CASE STUDY

Critical Sour Workover

Critical Sour Workover

Critical Sour Workover

  • DURATION

    22 days of 24hr operations

  • THE SITUATION

    One of the customer’s top producing wells in the Foothills of Alberta since the early 1980’s began to have a leak of the permanent packer, allowing sour gas (23%) to migrate into the annulus. To avoid an expensive workover, the customer decided to spot a proprietary chemical to seal the packer. This sealant held a pressure test of 5mpa, which was suffice where as the bhp was depleted from original 45mpa to 3.5mpa. The provincial Regulatory Board then requested a pressure test on the tubing string (5.5inch vamm). A slickline unit was mobilized and a plug was ran into the tailpipe below the packer. During pressure testing, the plug failed and launched into the profile in the bottom of the tailpipe. It was subsequently decided to perforate the tailpipe and resume production whereas there had been no communication with the annulus. The tailpipe was perforated but no inflow was observed. N2 was used to pressure up and attempt a feed rate, but with no success. A coil tubing unit was mobilized to attempt to fish the plug. After numerous attempts to fish the plug were unsuccessful, coil was demobilized.

  • THE SOLUTION

    Piston Well Services was contacted to develop a proposal. The customer’s Reservoir personnel had decided that killing the well was not an option, feeling that the formation would not recover.
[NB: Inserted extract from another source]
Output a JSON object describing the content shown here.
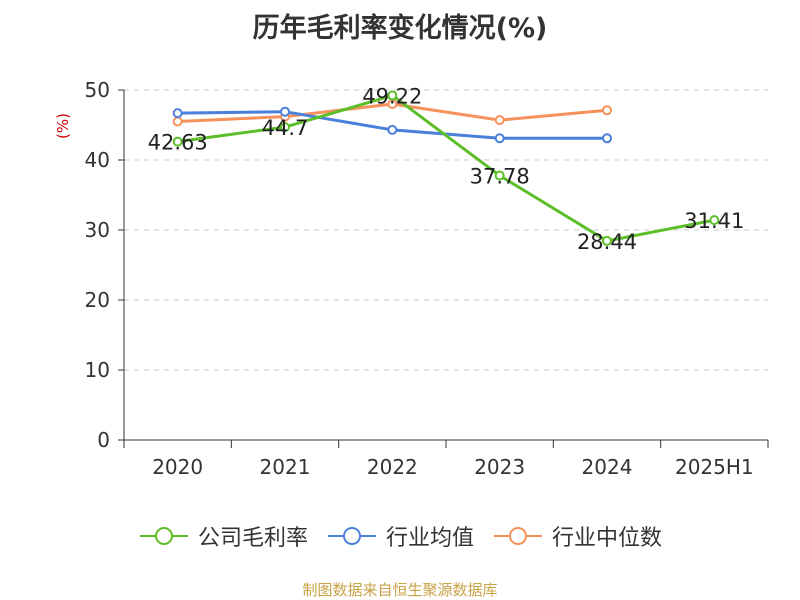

    The well had a heater string and capillary line for chemical injection as well as an SSSV. Piston devised a plan to mobilized an E-Line unit to set 2 permanent plugs in the bottom of the permanent packer. Piston’s 285k unit was then installed with a 300k substructure and 11” primary BOP and work window. The completion string was retrieved in HWO mode and the well was secured once the completion was out of the hole. The unit was rigged up to 115ft in order to swallow the fish.

    The first fishing run was a washover run. The customer assumed that the slips could be cut off the packer milling dry, so a 3-½ IF SS95 string was used as well as custom-built inconnell floats to handle the H2S content. Once the washpipe was 10m above the packer, the well was pressured up to 5mpa and milling began but with limited success. The washpipe became stuck numerous times, but the customer decided that jarring free would now be attempted. Washpipe was therefore to pooh and a spear was made up. The spear was run in the hole and set into the packer. A combination of bumping and jarring began. Working the jars up to 30dan over string. After 16 hours of jarring, it was decided to release the spear and pooh. Washpipe was made up again and run in the well.

    Once the washpipe was 10m above the packer, nitrogen was rigged in and circulated @100scm, with 1m3 gel pills pumped every 15min. To assist in cutting removal, flowback testers took all returns to a p tank, the slips on the packer were milled off successfully and the workstring was snubbed out of the hole. The spear was made up again and the packer was retrieved after 1 hour of jarring.

    Once the packer was removed a cleanout run was performed with a junk mill, jar, 3-1/8 drill collars, 30jts of l80 tubing with torque rings, then cross-over to 3-½ IF to surface. The liner ID was successfully milled out, removing scale from perfs. Circulation was performed with the same N2 and gel pills as used for the washover run. Once the cleanout was finished, the string was pooh and the unit rigged down to the 11 inch primary bops. E-line was then rigged in to wireline set a new packer. The snubbing unit was then released to the Completions department, and a workover rig ran the completion string under dead well conditions.